На берегу незамерзающего Понта | страница 59
Родители выступающих и студенты выглядели более привычно. Но даже в их коллектив он не вписывался в своих потертых джинсах с эффектными дырками, кроссовках и в тонкой кожаной куртке, поблескивая серебряным перстнем с волчьей мордой на черной эмали.
Оказавшись в пресловутом концертном зале, среди лепнины и позолоты, круглых рамок, под стеклом которых выставлены фрагменты рукописей, первые издания книг с автографами авторов — единственного, что напоминало о принадлежности музею литературы, в отличие от рояля, стоявшего под сводчатыми окнами, Мирош брел между рядами, выбирая, где бы упасть. Далеко — не хотел. Хотелось близко. Чтобы ее видеть. И запоздало думал, что как совершенный идиот даже цветов не купил — а кто-то был и с букетами. Знакомые, родня. Может быть, и ее близкие тоже где-то здесь.
Третий ряд, место с краю, у прохода — почти в центре. Как на ладони рояль, своды, ведущий концерта. Люстра над головой, совсем как в театре. И все заполнявшееся голосами и теплом человеческим пространство зала. Мест было не очень много, но для присутствовавших — в самый раз. Зато почти не осталось свободных стульев. «Аншлаг», — снова мысленно крякнул Мирош и заткнулся, отключив сарказм.
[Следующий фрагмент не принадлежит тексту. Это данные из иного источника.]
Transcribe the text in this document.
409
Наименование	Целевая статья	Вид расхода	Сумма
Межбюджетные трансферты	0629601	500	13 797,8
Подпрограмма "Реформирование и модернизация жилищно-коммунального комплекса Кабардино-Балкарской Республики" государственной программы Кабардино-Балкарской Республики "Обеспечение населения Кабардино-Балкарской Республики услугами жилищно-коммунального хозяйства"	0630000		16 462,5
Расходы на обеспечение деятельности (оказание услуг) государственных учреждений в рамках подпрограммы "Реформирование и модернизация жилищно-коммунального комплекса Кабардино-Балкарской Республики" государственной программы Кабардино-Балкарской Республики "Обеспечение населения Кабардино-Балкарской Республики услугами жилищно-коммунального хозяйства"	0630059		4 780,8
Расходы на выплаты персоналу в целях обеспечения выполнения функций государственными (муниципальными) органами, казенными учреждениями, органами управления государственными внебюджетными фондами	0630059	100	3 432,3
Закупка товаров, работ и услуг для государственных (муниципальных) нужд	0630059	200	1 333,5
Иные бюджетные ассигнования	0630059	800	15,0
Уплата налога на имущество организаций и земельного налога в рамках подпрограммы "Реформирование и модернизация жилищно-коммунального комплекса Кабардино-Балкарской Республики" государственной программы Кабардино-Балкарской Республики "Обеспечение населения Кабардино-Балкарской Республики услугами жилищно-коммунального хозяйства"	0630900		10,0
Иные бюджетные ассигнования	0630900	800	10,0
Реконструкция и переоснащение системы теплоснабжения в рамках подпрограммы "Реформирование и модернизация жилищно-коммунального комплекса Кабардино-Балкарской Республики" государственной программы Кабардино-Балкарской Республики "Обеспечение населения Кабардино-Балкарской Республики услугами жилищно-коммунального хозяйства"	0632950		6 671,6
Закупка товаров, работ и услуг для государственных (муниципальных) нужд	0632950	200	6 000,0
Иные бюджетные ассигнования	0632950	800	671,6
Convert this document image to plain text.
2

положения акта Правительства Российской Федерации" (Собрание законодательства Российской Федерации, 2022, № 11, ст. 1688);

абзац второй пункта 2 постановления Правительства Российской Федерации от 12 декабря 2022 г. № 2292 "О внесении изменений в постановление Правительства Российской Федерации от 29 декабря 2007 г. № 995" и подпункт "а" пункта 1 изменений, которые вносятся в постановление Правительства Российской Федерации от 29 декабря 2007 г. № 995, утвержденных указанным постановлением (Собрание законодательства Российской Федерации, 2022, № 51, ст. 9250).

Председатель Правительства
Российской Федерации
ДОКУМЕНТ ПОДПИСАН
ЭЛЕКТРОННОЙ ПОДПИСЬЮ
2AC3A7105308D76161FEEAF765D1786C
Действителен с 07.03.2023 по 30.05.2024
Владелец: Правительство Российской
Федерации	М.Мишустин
С бокового входа в зал степенно вплыл пожилой мужчина, будто сошедший с фотографий начала двадцатого века, таких, которые в красивых рамках ставят на вязаные кружевные салфетки, устилающие антикварные комоды с канделябрами. Милый старикан под стать публике пенсионеров, а в чем-то и переплюнувший ее. Следом за ним — свита из пяти молодых людей. Три девушки, два парня. Концертные платья, строгие брюки и рубашки.
Зорина.
Зорина Полина, заявленная в афише звезда фортепианной музыки — не сегодня, так потом.
Мирош выровнялся на стуле и широко улыбнулся. Значит, допустили бестолочь.
Убранные наверх светлые волосы. Темное платье в блестках, будто вторая кожа. Он ненавидел блестки и ненавидел макси. И все же на ней все казалось сексуальным. И блестки, и мнимая закрытость макси.
Конферансье объявил участников. Представил руководителя. И консервато́рская гоп-компания устроилась в оставленном свободным первом ряду. Мирош вытянул шею, чтобы видеть Полину на другом конце зала, очевидно, не догадавшуюся присесть где-нибудь поближе, чтобы ему было хоть немного сподручнее гипнотизировать полукружие ее шеи и плеча, вьющийся золотистый локон, ушко и часть щеки. Потрясающая добыча! Все как он хотел.
И погнали номера один за другим, столь же мало его интересовавшие, как, например, итоги гугенотских войн. Музыка лилась где-то вдалеке, мимо него, мало его затрагивавшая в эти мгновения. Если бы сейчас Зорина повернула к нему голову, он бы, наверное, рассыпался на осколки от напряжения и от сбывшегося ожидания. Но, освободившись, возможно, начал бы что-то слышать. Вышел бы из созерцательной ипостаси и вошел бы в ее — в их реальность. Звуки фортепиано перемежались с аплодисментами. Фортепиано было больше, аплодисментов меньше, но исключительно по времени длительности. А ее раздувающиеся от частого дыхания ноздри и чуть взявшаяся розовым пятнышком кожа лица затмевали все остальное.